# [SOLVED] GTA San Andreas requires atleast DirectX 9



## Kazoo

I've had GTA San Andreas on my PC for about yeah, kept playing it every once in a while without any kind of problem. Today when I wanted to start it said "Grand Theft Auto SA requires at least DirectX version 9.0".

I already have Dx 9 installed, I've had it since forever. Don't understand why the game doesn't work anymore.


----------



## ReviverSoft

*Re: GTA San Andreas requires atleast DirectX 9*

Guessing there was a change in your system hardware or game settings. 

In any case, head on to the save games or user files folder of GTA, delete the "gta_sa.set" file and try again.

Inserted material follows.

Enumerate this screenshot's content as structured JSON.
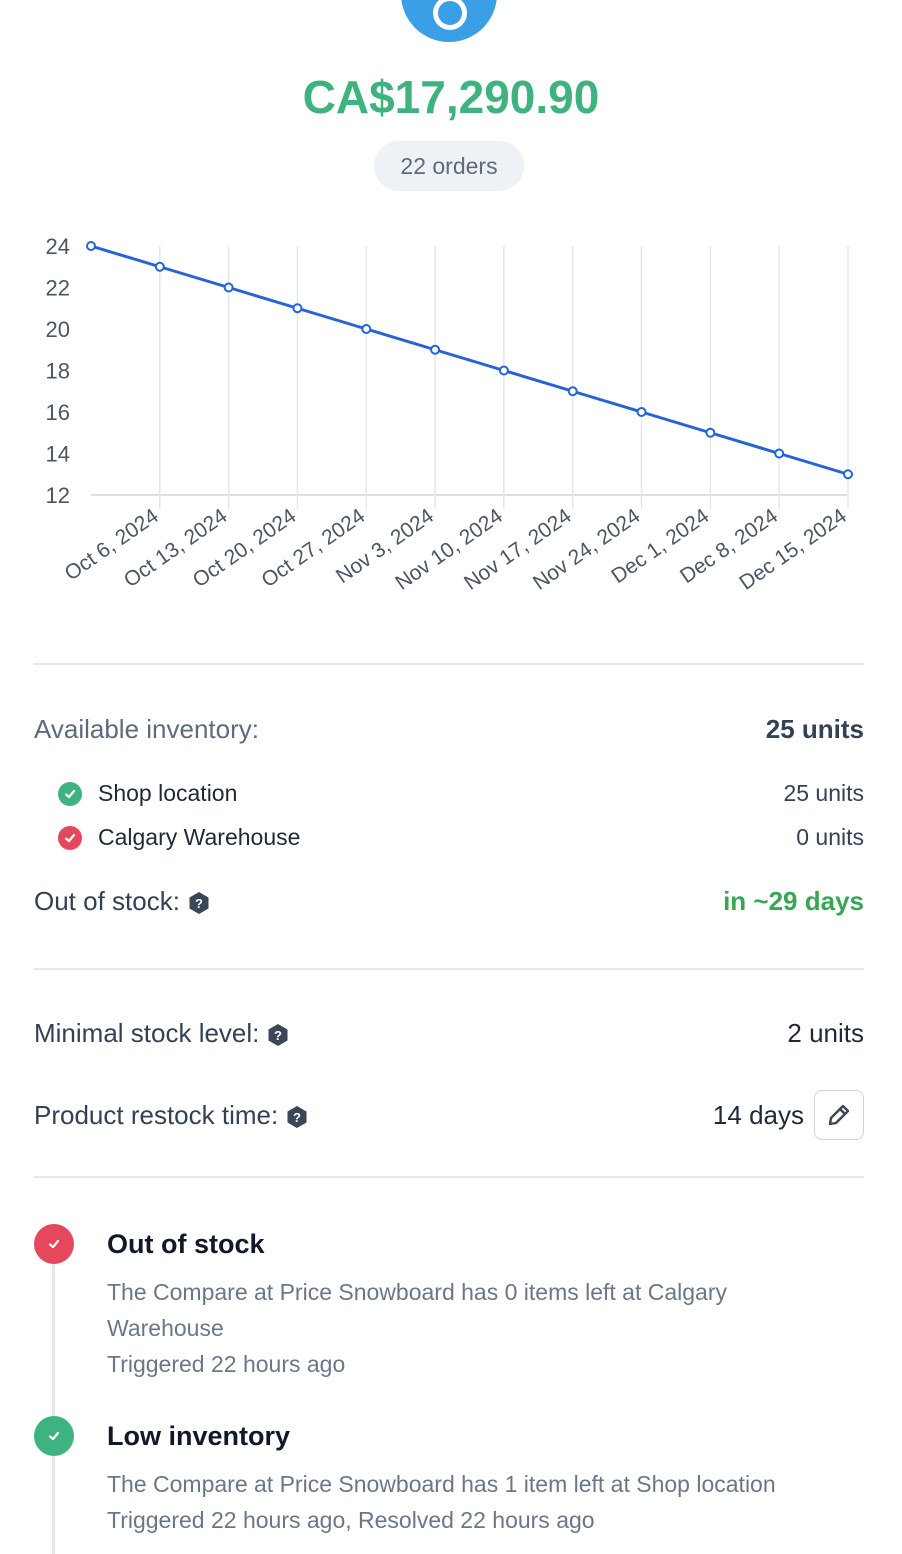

This helps the game detect your hardware again and save the settings in a new file.


----------



## Kazoo

*Re: GTA San Andreas requires atleast DirectX 9*



ReviverSoft said:


> Guessing there was a change in your system hardware or game settings.
> 
> In any case, head on to the save games or user files folder of GTA, delete the "gta_sa.set" file and try again.
> 
> This helps the game detect your hardware again and save the settings in a new file.


Works like a charm, thanks.


----------



## RockmasteR

*Re: GTA San Andreas requires atleast DirectX 9*

Glad to hear you solved it

thanks to ReviverSoft,

I'll mark this thread as solved and close it


----------